A palestrante começou distinguindo duas abordagens de gênero, raça e Justiça: interna, focalizando como ambos os marcadores sociais afetam a composição do MP, magistratura, advocacias pública e privada etc.; e externa, com foco em como interferem no serviço prestado à população. “No Brasil, a aparência marca mais do que em outras sociedades”, lamentou a juíza, que citou estatísticas sobre a presença majoritária de mulheres (50,2%) e negros e negras (51,1%) na população.
Para a juíza, o Judiciário está dissonante da composição da sociedade, pois não há aderência entre a composição da população do país e dessa instituição impactante na vida das pessoas. Entre os dados citados sobre a magistratura (censo 2018), está a proporção de 38% de mulheres e 18,1% de negros e pardos (1,6% pretos). Mais dados estão no site do projeto Justa (Democratizando a Gestão Pública da Justiça, clique aqui).

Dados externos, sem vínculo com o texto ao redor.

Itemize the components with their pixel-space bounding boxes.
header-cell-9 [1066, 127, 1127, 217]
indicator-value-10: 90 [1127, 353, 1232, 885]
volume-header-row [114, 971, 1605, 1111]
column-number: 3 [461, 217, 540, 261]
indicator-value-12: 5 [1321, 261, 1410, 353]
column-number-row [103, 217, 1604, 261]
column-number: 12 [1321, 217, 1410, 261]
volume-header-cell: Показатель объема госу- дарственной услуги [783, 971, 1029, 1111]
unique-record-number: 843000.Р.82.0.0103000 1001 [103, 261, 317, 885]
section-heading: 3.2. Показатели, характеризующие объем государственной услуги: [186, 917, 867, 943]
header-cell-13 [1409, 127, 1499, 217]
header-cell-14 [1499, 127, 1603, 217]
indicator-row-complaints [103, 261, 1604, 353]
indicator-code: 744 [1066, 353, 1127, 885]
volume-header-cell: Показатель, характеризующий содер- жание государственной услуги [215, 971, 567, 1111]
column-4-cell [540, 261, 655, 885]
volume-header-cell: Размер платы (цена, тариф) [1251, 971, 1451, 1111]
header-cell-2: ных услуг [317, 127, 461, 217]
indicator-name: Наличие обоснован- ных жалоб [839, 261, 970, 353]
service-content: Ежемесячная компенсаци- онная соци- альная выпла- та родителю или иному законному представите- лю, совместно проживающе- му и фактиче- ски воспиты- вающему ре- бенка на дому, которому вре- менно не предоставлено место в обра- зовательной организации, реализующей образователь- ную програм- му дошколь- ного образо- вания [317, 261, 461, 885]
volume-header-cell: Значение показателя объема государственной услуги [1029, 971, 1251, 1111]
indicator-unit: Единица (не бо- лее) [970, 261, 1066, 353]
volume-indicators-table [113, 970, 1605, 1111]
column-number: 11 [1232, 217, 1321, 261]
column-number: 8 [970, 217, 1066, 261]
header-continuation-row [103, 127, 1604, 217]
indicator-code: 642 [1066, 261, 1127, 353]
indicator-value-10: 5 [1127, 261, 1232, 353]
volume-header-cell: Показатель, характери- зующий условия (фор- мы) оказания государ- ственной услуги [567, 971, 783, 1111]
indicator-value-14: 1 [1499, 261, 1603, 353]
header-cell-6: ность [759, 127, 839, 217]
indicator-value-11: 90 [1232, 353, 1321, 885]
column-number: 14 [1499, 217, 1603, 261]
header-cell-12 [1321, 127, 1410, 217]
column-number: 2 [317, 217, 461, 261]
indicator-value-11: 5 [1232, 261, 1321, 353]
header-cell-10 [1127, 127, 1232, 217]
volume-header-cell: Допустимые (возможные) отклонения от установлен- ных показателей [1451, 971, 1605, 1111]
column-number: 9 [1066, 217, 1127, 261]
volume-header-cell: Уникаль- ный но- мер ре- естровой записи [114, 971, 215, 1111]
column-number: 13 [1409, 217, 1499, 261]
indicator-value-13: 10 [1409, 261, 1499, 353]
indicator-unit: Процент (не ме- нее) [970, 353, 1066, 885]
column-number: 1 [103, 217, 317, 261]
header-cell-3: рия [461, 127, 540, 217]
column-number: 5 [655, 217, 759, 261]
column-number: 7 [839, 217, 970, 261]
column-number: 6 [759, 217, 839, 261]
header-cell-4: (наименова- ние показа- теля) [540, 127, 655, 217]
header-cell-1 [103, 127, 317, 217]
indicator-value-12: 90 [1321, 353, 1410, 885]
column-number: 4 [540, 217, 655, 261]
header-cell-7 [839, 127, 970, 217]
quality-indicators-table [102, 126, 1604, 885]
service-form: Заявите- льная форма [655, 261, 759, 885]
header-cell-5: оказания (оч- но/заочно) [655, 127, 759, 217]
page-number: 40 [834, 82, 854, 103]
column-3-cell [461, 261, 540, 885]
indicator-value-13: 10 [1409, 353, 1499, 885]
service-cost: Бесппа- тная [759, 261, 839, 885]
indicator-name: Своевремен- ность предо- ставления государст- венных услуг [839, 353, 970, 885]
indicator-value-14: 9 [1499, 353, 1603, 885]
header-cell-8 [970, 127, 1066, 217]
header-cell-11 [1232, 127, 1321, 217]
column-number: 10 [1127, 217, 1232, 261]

Em seguida, Adriana Cruz ressaltou quatro motivos para dar importância ao tema: juízes interferem na vida e nos direitos das pessoas; a lei afeta os grupos de forma diferenciada; a necessidade de erguer uma bandeira vermelha sobre desigualdades estruturais; e suscitar questões de legitimidade. Ao tratar das desigualdades estruturais, a juíza citou a ausência de banheiros femininos no plenário do Senado até 2006, atestando como espaços podem ser projetados sem atentar à presença feminina.
Quando comentou os porquês da questão, a palestrante realçou o peso da escravidão na sociedade, que deu amparo inclusive a teorias racistas e a controversa tese da democracia racial. Logo depois, a apresentação pontuou conceitos de racismo e patriarcado, ressaltando como o racismo no Brasil é estruturante e institucionalizado, negado, naturalizado e tratado apenas como uma intencionalidade.
“O problema é muito mais amplo e profundo. O racismo é também intencionalidade, mas é preciso ver que as instituições estão desenhadas para incluir ou excluir certas pessoas”, disse Adriana Cruz, citando ideias como os exemplos britânico e boliviano de Protocolo para julgamento na perspectiva de gênero e a adoção do Objetivo de Igualdade de Gênero da Agenda 2030 (Nações Unidas) pelo Judiciário no Brasil, por meio da Meta 9.
O desafio, segundo ela, é usar de forma democrática e emancipatória das pessoas as metodologias de análise de litígios que envolvam relações de poder assimétricas ou estereótipos de gênero e raça. “O racismo e a misoginia são um grande caldo e passamos a vida tentando sair desse caldeirão e tirar esse tempero horrível”, disse a juíza antes de exibir um vídeo com reportagens e fotos de casos de crimes de ódio. Na trilha sonora, ouviam-se clamores por “Justiça” na voz de familiares e amigos de uma vítima fatal de um caso. “Os manifestantes pedem justiça, e não vingança ou linchamento.”
A palestra foi coordenada pelos procuradores Maurício da Rocha Ribeiro e Gisele Porto, que estão à frente da Comissão de Gênero e Raça da PRR2. Antes da sessão de perguntas, a procuradora Gisele Porto propôs que cada um reenquadrasse sua forma de ver o preconceito e a discriminação em termos de responsabilidade, e não culpa, de modo a chamar para si a responsabilidade sobre o tema.